KU-CVLAB / CAT-Seg

Official Implementation of "CAT-Seg🐱: Cost Aggregation for Open-Vocabulary Semantic Segmentation"
https://ku-cvlab.github.io/CAT-Seg/
MIT License
247 stars 25 forks source link

Support for datasets with more than 255 classes #34

Closed rizzoligiulia closed 1 month ago

rizzoligiulia commented 1 month ago

When using the CatSeg model with a dataset that has more than 255 classes, the current implementation appears to be cutting off all classes above 255 and setting them to the 255th class. This is likely due to limitations in the underlying Detectron2 library, which CatSeg is built upon.

hsshin98 commented 1 month ago

Hi, this seems like it's happening from one of our options here: https://github.com/KU-CVLAB/CAT-Seg/blob/6d3a188af95165147fe2f34a8237fa7d2633e784/cat_seg/modeling/transformer/model.py#L596 The pad_len is set to 256 by default and thresholds top 256 classes, which saves memory and time during inference. If you want to run the model with all of the classes, you can set pad_len = 0, which disables this feature.

rizzoligiulia commented 1 month ago

Hello, thank you for your answer.

The error I am facing regards the ground truth itself, i.e., the "sem_seg" in each batched_inputs. Even for A-847 and P-459, it seems to be an issue.

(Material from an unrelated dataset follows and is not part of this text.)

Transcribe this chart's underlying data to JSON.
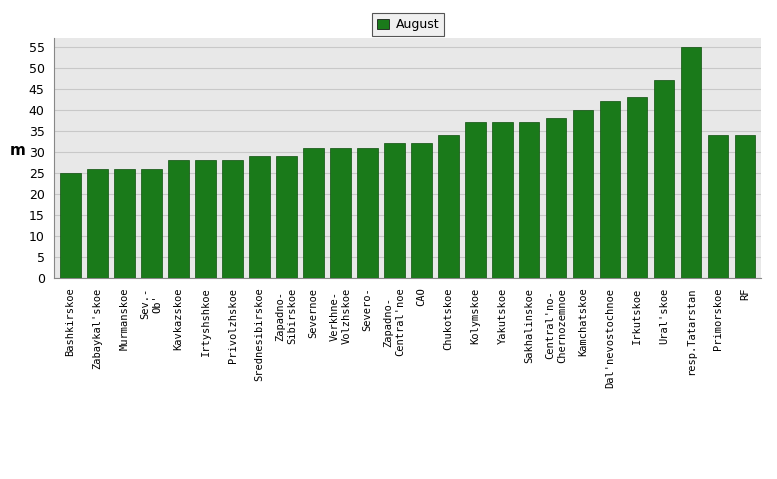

hsshin98 commented 3 weeks ago

Hi, we've check on our environment and this issue doesn't occur for our setting. We've had reports where the detectron2 library was the problem, so re-installing detectron might help. The dataset preprocessing might also be of an issue, so checking if you have properly followed the dataset preparations, since the prepare_dataset.py files process the annotation files.

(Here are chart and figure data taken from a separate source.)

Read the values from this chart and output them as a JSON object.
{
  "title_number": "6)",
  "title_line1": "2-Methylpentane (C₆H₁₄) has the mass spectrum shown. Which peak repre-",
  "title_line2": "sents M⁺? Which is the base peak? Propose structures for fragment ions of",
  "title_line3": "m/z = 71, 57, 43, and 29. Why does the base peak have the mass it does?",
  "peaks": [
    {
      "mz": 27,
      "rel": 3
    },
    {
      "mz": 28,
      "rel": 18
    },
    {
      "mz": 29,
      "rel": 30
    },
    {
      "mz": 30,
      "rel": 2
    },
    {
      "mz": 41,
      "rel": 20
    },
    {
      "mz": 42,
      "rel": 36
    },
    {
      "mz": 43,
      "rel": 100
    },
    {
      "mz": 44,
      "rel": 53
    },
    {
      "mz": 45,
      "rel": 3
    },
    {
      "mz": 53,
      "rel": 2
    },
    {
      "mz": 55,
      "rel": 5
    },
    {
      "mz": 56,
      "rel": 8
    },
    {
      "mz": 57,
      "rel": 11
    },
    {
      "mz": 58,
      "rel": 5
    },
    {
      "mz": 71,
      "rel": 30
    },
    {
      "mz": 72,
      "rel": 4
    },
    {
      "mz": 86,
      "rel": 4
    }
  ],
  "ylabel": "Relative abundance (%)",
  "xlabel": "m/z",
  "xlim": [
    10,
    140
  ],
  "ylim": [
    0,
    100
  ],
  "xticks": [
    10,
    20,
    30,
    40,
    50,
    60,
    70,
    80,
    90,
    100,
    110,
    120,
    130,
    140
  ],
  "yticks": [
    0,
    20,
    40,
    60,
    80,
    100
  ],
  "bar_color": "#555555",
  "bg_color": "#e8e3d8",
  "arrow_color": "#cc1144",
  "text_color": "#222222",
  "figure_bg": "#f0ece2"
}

rizzoligiulia commented 3 weeks ago

The thing is:

  1. I can reproduce the results from your paper without problems.
  2. By opening the annotations with PIL, I do not observe any problem and the labels are mapped with reasonable values (i.e., no issue encountered while using prepare_.py).
  3. By inspecting the "sem_seg" in the batched_inputs (inside cat_seg_model.py) for A-847 and P-459 I get only values <= 255.

What would be the correct detectron2 version to use?

hsshin98 commented 2 weeks ago

Hi,

We've gave a deeper look into detectron2 and the problem seems to be in the default dataloader. This is what we've figured out so far:

  1. This does not happen during training, as it uses a custom mapper function during training(cat_seg/data/dataset_mappers/mask_former_semantic_dataset_mapper.py)
  2. The evaluation also does not take effect because it uses a custom load function in its evaluator(https://github.com/facebookresearch/detectron2/blob/5b72c27ae39f99db75d43f18fd1312e1ea934e60/detectron2/evaluation/sem_seg_evaluation.py#L27)
  3. The problem only happens during inference, only within the "sem_seg" tensor in the forward loop. However, this is never used.

We're not sure what you want to do with the GT label during inference, but this also seems to happen with the newest version, so the only solution seems to be modifying the mapper inside the test dataloader instead of the default mapper. The problematic part is https://github.com/facebookresearch/detectron2/blob/5b72c27ae39f99db75d43f18fd1312e1ea934e60/detectron2/data/dataset_mapper.py#L159

The "L" option in read_image converts it into uint8, which cuts off all indexes above 255. Changing this line similar to what we have in the training loader like https://github.com/KU-CVLAB/CAT-Seg/blob/6d3a188af95165147fe2f34a8237fa7d2633e784/cat_seg/data/dataset_mappers/mask_former_semantic_dataset_mapper.py#L114 should do the trick.

Let me know if this helped!